The Trump market 'melt up': Euphoria now, but January hangover may be looming

The Trump rally has been so powerful it's starting to "melt up."

The blue-chip Dow Jones industrial average has closed higher in 17 of the 21 sessions since Donald Trump was elected president, with about a dozen record closes so far as it continues marching higher. It burst past the 19,000 mark for the first time and is now approaching 20,000.

And like a tropical storm gathering strength, the Dow just Wednesday had its largest point gain (up 297.84, to be exact) since the Nov. 8 election.

It was, in fact, another Dow that had investors especially excited Wednesday: the Dow Transports. This index, whose history stretches back more than a century, had been a terrible performer since peaking nearly two years ago.

Wednesday, the Dow Transports finally joined the record-high club. That club now includes both the Dow Transports and Industrials (which itself is significant to market watchers), the broad market S&P 500, and the small-cap Russell 2000.

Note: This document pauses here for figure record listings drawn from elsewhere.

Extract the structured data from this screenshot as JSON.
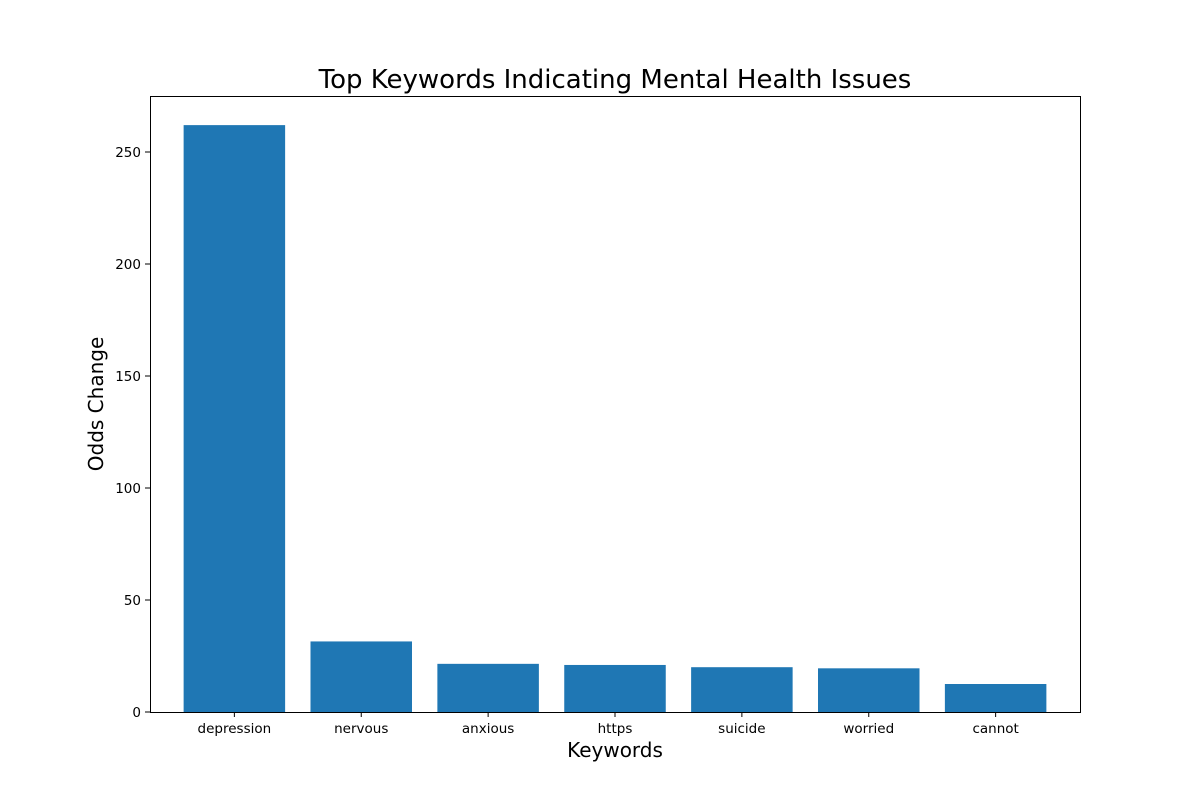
{
  "chart_data": {
    "type": "bar",
    "title": "Top Keywords Indicating Mental Health Issues",
    "xlabel": "Keywords",
    "ylabel": "Odds Change",
    "categories": [
      "depression",
      "nervous",
      "anxious",
      "https",
      "suicide",
      "worried",
      "cannot"
    ],
    "values": [
      262,
      31.5,
      21.5,
      21,
      20,
      19.5,
      12.5
    ],
    "ylim": [
      0,
      275
    ],
    "yticks": [
      0,
      50,
      100,
      150,
      200,
      250
    ],
    "grid": false,
    "bar_color": "#1f77b4"
  }
}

The Nasdaq, laden by technology and beaten-down pharmaceutical stocks, has still notched fresh highs itself since the election and closed Wednesday less than a dozen points shy of its high-water mark.

Bull market?

Euphoria? Not yet.

Professional investors appear simultaneously excited and wary of a severe January hangover. Many have also seen any gains in their stock portfolios offset by losses in their bond holdings.

As for the general public, the kind of frenzy that marked the late 1990s dotcom bubble in the stock market has yet to appear.

There are signs the record rally is starting to pierce the public consciousness, however.

Anecdotally: "Bull market" showed up in my coffee shop the other morning.

The question of the day on the tip jar (as pictured): "In a bull market, prices are expected to (A) fall, (B) rise."

Tip jar at Birch Coffee, NYC, on Dec. 4.
Kelly Evans | CNBC
Tip jar at Birch Coffee, NYC, on Dec. 4.

There were plenty of cash tips in the "fall" jar, but I suspect that was just customers keeping things interesting (or ignoring the trivia questions altogether).

Sentiment, whether drawn from surveys, coffee shops, or Uber drivers, is one way to gauge the staying power of a rally like this.

Taking Credit

Brian Reynolds, chief market strategist at New Albion Partners, has some other gauges.

In fact, Reynolds canceled his vacation this week to alert clients to the powerful bullish developments he saw forming.

It's a bit wonky, but indexes representing credit-derivative spreads, which represent a type of hedge or insurance investors pay for their investment- grade corporate-bond exposure, have plunged to near-cycle lows.

Meanwhile, the spread between riskier "junk" corporate bonds and "risk-free" U.S. Treasurys has dropped since the election even though interest rates generally are rising. That means investors are less concerned about losing their money on lower-quality corporate debt.

Strong credit markets give companies borrowing options to boost their stock prices, while making bearish investors scramble to close out trades before losing any more money, both of which then push the stock market even higher and continue the self-reinforcing bullish cycle.

"If stocks can hold [this] breakout for a couple of weeks or so, they often go on a multi-month long run fueled by the trifecta of buybacks, forced short-covering, and catch-up buying," Reynolds wrote Tuesday.

Of course, "If investors fight back and drive prices below the breakout area, then stocks often have to regroup for a month or two, sometimes with another panicky drop," he added.

Indeed, we've had many of those panicky sell-offs during this nearly eight-year bull market since the March 2009 financial-crisis bottom.

Another one after this Trump run would practically be welcomed by investors as a healthy correction. After all, the bigger the market "melt up," the bigger the typical meltdown.